Après sa retraite, l’Ouest a été appelé par la franchise, il avait brillé à être un entraîneur, qu’il avait embauché Aa Abdul-Jabbar cette année-là, mais a malheureusement perdu la finale de la conférence avec les blazers de Portland Trail. Après cette épice, Jerry a conduit pour deux autres années, atteignant 145 victoires au total et 101 défaites.

Mais sa place n’était pas dans la banque de substitution, mais dans les bureaux. À votre arrivée à l’adresse de l’équipe pour la saison 1982/1983, la grande équipe des Lakers des années 80, qui avait été une excellente référence à Magic Johnson et qui a atteint trois autres titres pour la franchise (1985; 1987 et 1990) .
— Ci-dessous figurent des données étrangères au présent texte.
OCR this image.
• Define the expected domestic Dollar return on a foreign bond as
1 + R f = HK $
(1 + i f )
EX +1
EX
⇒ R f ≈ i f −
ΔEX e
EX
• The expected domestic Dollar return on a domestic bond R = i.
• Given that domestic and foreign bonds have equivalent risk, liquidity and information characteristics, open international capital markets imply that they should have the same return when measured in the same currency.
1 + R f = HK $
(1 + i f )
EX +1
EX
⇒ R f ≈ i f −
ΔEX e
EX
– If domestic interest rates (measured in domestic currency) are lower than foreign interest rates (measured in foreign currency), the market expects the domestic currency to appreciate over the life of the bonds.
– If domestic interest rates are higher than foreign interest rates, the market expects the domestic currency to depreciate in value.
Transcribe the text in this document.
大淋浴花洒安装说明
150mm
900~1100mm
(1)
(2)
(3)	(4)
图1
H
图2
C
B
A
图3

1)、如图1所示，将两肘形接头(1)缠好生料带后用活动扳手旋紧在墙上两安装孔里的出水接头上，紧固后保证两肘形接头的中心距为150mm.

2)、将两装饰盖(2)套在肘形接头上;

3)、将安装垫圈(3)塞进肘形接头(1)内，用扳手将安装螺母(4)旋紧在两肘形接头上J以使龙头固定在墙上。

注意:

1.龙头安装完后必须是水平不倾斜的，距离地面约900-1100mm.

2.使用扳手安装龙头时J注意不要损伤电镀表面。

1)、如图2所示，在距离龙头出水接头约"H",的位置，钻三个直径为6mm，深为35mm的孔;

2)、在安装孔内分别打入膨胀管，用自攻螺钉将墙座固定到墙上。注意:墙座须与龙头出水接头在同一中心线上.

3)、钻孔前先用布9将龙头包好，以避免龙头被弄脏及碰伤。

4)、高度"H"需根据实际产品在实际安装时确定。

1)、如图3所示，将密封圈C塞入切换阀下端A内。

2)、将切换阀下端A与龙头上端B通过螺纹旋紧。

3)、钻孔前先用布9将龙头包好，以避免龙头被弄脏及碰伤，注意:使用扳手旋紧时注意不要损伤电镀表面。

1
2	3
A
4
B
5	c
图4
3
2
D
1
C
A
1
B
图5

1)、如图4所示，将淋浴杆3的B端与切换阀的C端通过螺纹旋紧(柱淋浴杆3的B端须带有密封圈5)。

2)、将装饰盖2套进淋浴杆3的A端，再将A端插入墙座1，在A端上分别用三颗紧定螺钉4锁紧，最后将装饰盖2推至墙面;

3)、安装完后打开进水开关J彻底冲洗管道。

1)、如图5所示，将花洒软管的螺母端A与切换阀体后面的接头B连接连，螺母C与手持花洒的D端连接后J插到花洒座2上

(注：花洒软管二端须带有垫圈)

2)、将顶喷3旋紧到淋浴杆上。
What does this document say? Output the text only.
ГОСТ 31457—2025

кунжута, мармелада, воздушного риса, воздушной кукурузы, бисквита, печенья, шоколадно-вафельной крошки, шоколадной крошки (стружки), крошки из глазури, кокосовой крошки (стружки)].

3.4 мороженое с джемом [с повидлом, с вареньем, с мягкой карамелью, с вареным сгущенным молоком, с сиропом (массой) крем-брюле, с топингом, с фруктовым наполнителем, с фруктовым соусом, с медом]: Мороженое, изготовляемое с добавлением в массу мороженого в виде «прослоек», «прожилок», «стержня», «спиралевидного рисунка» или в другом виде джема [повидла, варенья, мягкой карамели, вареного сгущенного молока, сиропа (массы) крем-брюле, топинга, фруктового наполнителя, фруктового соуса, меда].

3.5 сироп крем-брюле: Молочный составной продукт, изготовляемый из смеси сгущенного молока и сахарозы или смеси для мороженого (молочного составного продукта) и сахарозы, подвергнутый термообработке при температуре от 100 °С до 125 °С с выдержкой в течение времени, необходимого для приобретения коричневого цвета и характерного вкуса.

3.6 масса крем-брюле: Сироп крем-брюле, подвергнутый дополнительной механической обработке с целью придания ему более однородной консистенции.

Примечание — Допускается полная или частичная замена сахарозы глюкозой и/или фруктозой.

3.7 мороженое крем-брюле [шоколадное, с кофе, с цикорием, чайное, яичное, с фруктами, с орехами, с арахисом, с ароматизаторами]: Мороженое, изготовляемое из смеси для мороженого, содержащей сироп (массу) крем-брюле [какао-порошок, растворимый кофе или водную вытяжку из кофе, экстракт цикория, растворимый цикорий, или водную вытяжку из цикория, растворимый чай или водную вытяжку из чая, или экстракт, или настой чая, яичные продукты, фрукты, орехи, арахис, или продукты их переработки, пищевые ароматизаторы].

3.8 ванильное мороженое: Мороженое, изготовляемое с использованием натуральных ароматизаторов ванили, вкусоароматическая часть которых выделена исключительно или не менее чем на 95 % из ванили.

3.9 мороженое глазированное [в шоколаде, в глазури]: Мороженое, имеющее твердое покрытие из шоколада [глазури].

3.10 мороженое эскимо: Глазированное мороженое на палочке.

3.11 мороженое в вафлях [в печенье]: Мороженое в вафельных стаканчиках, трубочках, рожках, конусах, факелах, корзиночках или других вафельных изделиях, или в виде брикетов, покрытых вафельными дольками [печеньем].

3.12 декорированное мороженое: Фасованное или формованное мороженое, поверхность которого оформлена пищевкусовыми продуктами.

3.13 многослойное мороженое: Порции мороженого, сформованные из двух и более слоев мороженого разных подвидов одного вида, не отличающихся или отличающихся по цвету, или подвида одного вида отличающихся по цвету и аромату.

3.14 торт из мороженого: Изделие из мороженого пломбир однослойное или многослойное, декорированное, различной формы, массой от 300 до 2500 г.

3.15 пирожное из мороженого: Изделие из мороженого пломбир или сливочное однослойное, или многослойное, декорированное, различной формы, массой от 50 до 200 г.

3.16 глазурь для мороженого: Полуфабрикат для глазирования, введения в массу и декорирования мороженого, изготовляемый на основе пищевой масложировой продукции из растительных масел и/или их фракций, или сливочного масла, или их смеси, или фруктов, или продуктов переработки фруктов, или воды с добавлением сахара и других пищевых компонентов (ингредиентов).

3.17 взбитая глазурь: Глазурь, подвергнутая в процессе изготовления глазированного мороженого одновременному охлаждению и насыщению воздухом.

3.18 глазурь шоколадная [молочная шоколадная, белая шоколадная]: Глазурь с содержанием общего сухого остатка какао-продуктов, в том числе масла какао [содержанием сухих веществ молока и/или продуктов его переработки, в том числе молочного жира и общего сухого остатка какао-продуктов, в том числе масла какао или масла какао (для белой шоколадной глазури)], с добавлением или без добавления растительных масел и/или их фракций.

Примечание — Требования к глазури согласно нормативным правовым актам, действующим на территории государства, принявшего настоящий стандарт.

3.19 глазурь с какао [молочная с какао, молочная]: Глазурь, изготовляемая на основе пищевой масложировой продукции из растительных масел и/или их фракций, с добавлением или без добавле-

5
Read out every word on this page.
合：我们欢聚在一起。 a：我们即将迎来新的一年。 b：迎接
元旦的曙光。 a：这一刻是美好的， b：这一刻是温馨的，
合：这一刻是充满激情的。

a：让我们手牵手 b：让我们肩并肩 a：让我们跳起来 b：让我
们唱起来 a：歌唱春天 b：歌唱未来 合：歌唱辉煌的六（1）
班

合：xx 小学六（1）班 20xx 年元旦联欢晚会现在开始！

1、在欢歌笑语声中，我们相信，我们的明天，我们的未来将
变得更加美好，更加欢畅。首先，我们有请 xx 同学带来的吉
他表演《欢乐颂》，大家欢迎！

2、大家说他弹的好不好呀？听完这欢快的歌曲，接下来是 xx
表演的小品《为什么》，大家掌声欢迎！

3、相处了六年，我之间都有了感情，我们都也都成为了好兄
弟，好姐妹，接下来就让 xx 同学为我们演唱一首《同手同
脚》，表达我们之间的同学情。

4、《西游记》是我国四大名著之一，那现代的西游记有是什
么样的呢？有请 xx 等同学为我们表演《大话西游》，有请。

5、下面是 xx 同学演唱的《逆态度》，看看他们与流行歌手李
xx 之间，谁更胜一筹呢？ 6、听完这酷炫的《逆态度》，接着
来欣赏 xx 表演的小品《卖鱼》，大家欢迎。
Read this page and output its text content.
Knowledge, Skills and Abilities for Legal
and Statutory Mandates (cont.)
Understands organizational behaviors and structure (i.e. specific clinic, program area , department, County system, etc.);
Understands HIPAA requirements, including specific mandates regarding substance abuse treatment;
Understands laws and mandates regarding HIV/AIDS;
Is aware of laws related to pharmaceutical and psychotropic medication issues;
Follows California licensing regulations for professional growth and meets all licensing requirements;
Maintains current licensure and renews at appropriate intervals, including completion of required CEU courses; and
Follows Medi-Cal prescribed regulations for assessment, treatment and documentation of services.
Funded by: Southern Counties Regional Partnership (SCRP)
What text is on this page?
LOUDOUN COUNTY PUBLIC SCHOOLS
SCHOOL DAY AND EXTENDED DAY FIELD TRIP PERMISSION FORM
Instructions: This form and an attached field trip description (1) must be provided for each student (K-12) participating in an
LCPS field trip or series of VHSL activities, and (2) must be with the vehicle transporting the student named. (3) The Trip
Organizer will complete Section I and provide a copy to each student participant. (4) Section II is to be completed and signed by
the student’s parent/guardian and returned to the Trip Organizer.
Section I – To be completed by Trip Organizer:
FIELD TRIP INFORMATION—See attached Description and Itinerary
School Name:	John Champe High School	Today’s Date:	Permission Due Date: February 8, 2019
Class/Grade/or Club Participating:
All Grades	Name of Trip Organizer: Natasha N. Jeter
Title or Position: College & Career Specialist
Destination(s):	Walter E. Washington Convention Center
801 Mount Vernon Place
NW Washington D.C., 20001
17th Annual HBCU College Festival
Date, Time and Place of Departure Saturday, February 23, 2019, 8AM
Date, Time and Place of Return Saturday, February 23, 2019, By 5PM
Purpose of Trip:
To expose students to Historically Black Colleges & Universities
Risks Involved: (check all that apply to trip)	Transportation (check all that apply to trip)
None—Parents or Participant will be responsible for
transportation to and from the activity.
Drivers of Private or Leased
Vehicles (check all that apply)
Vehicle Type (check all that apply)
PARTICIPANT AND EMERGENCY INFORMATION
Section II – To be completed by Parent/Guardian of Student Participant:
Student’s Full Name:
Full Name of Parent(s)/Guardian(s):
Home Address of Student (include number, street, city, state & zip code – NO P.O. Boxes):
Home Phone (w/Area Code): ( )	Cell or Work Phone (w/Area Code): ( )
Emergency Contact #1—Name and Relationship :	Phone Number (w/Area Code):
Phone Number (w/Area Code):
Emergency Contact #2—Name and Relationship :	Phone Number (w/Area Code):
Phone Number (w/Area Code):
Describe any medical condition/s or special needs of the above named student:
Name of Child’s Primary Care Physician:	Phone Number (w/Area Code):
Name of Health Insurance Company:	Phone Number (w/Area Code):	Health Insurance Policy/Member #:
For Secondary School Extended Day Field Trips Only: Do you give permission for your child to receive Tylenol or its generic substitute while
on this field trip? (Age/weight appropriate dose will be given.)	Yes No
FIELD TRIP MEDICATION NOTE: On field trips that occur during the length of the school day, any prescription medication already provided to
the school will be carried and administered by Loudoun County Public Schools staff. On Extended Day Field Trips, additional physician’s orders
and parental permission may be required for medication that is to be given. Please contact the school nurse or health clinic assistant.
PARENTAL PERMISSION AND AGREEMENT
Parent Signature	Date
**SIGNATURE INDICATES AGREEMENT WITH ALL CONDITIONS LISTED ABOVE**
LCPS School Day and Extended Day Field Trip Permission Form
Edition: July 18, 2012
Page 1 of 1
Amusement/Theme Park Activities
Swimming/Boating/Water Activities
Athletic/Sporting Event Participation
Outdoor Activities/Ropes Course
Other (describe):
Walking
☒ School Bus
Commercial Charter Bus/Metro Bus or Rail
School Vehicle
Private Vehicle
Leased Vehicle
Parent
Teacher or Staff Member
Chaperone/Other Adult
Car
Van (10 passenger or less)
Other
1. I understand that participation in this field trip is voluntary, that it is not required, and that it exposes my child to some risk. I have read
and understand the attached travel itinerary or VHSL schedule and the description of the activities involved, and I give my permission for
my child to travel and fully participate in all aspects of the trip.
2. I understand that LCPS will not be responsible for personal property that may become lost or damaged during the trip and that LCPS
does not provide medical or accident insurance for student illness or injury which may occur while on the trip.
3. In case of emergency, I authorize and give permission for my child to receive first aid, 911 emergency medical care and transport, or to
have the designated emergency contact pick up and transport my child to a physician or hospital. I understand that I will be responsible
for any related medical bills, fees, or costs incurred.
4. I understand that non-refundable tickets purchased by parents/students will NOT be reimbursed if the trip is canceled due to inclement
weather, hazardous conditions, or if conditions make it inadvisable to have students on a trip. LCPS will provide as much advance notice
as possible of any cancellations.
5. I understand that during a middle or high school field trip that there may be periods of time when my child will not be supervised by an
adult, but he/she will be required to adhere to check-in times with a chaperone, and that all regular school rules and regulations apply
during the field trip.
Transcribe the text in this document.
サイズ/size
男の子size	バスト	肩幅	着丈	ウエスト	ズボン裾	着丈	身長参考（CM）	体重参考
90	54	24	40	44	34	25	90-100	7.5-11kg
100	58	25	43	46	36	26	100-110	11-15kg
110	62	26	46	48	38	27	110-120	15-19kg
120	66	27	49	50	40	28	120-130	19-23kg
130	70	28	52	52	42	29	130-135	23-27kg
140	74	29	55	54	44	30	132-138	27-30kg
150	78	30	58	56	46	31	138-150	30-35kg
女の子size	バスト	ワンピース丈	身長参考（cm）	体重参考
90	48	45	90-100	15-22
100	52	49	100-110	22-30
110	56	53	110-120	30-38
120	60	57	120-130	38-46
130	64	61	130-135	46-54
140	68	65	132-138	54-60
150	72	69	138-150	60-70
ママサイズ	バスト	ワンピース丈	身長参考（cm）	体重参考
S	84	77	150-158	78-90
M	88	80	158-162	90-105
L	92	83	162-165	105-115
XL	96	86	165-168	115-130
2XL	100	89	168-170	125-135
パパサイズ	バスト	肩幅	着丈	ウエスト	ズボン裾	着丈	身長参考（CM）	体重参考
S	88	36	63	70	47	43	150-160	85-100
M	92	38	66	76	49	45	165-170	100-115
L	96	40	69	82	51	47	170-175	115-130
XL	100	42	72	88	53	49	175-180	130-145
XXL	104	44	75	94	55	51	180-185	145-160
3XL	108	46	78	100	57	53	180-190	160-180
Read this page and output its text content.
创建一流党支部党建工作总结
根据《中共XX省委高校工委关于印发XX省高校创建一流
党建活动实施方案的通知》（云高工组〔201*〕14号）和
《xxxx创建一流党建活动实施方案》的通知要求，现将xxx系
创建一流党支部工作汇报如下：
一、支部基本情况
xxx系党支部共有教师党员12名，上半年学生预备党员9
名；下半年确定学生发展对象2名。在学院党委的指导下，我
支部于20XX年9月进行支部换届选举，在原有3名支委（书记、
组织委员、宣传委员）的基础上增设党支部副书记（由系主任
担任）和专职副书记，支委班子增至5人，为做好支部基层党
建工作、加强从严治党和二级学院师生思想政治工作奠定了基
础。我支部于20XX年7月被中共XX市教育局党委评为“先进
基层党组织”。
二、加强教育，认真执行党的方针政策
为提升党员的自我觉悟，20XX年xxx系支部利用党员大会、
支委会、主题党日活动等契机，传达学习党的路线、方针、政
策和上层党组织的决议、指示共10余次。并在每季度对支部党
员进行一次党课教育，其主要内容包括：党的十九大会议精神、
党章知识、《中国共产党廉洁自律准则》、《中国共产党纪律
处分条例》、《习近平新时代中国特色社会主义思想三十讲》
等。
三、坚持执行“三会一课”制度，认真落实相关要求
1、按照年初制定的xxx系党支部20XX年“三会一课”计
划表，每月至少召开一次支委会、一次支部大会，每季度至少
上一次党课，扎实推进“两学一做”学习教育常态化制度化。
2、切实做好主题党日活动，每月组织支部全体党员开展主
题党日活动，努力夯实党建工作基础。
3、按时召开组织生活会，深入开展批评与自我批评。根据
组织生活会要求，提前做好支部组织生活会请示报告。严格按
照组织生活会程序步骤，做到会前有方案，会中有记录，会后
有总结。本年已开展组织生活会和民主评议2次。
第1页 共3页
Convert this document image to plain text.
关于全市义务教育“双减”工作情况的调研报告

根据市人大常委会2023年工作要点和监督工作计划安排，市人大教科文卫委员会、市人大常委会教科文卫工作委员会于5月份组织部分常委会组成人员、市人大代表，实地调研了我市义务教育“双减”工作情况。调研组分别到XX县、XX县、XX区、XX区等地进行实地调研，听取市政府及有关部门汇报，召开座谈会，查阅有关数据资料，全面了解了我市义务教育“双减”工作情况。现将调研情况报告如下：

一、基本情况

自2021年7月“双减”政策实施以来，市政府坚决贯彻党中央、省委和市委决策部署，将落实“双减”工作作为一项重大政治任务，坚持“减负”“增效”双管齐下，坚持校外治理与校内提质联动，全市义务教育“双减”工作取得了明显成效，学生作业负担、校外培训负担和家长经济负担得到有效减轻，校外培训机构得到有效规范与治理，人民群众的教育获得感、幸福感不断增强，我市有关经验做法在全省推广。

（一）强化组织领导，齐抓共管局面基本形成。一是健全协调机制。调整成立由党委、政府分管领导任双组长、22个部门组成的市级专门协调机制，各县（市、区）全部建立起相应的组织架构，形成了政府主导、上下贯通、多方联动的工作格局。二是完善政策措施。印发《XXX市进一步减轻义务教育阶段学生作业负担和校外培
Dans la décennie suivante, après quelques années où il ne pouvait pas rester debout, il a reconstruit l’équipe et en 1996, il a fait l’un des métiers les plus importants de l’histoire des Lakers. Il a envoyé la Divac Vlade expérimentée aux Hornets en échange d’un jeune homme récemment rédigé, appelé Kobe Bryant. Un pari risqué mais qui a été fini de consolider quand, dans la même prérésidence, il a signé comme agent libre à Shaquille O’Neal. Il a ainsi armé l’un des meilleurs conduits de l’histoire avec lesquels ils ont obtenu les trois pères entre 2000 et 2002.

En 2002, il décida de quitter les Lakers d’être directeur général des Grizzlies Memphis . Son idée était de le reconstruire, car c’était une franchise sur le point d’être vendu et qu’il l’a atteint. Ouest a déclaré que « après plusieurs années de succès avec les Lakers, je veux savoir quelle équipe gagnante estime de faire zéro, je veux aider à faire une différence. » Avec les Grizzlies remportés le prix GM de l’année en 2004, saison Ce qu’il a eu pour la première fois sa classification à la statisse, tout comme les deux prochaines années. Quoi qu’il en soit, il s’est fatigué assez vite et, en 2007, il a quitté sa place à Chris Wallace.

Comme tout bon homme d’affaires, Ce n’est pas long du marché et, en 2011, il a rejoint le conseil d’administration des guerriers, qui lui a offert la position et une partie minoritative de la propriété de l’équipe. Après quelques années de construction, en 2015, le premier titre de l’équipement après 40 ans. années, qui représentées par Jerry sur un niveau personnel le septième en tant que chef d’une franchise. Deux ans plus tard, en 2017, le huitième, également de la main des guerriers.

Après cette bonne étape de la L’équipe d’État d’or, l’ouest a pris un autre cours et, le 14 juin 2017, Il a annoncé qu’il rejoindrait le conseil d’administration des tondeuses. Jusqu’à présent, la décision n’était pas mauvaise, puisque dans le dernier marché, l’équipe a été faite des services de Kawhi Leonard et de Paul George qui, ajouté à la Grande Équipe qui a été pour plusieurs saisons, sont en mesure de se battre pour le titre. Et pourquoi ne pas, donner le neuvième à l’ouest dans sa carrière de chef de file.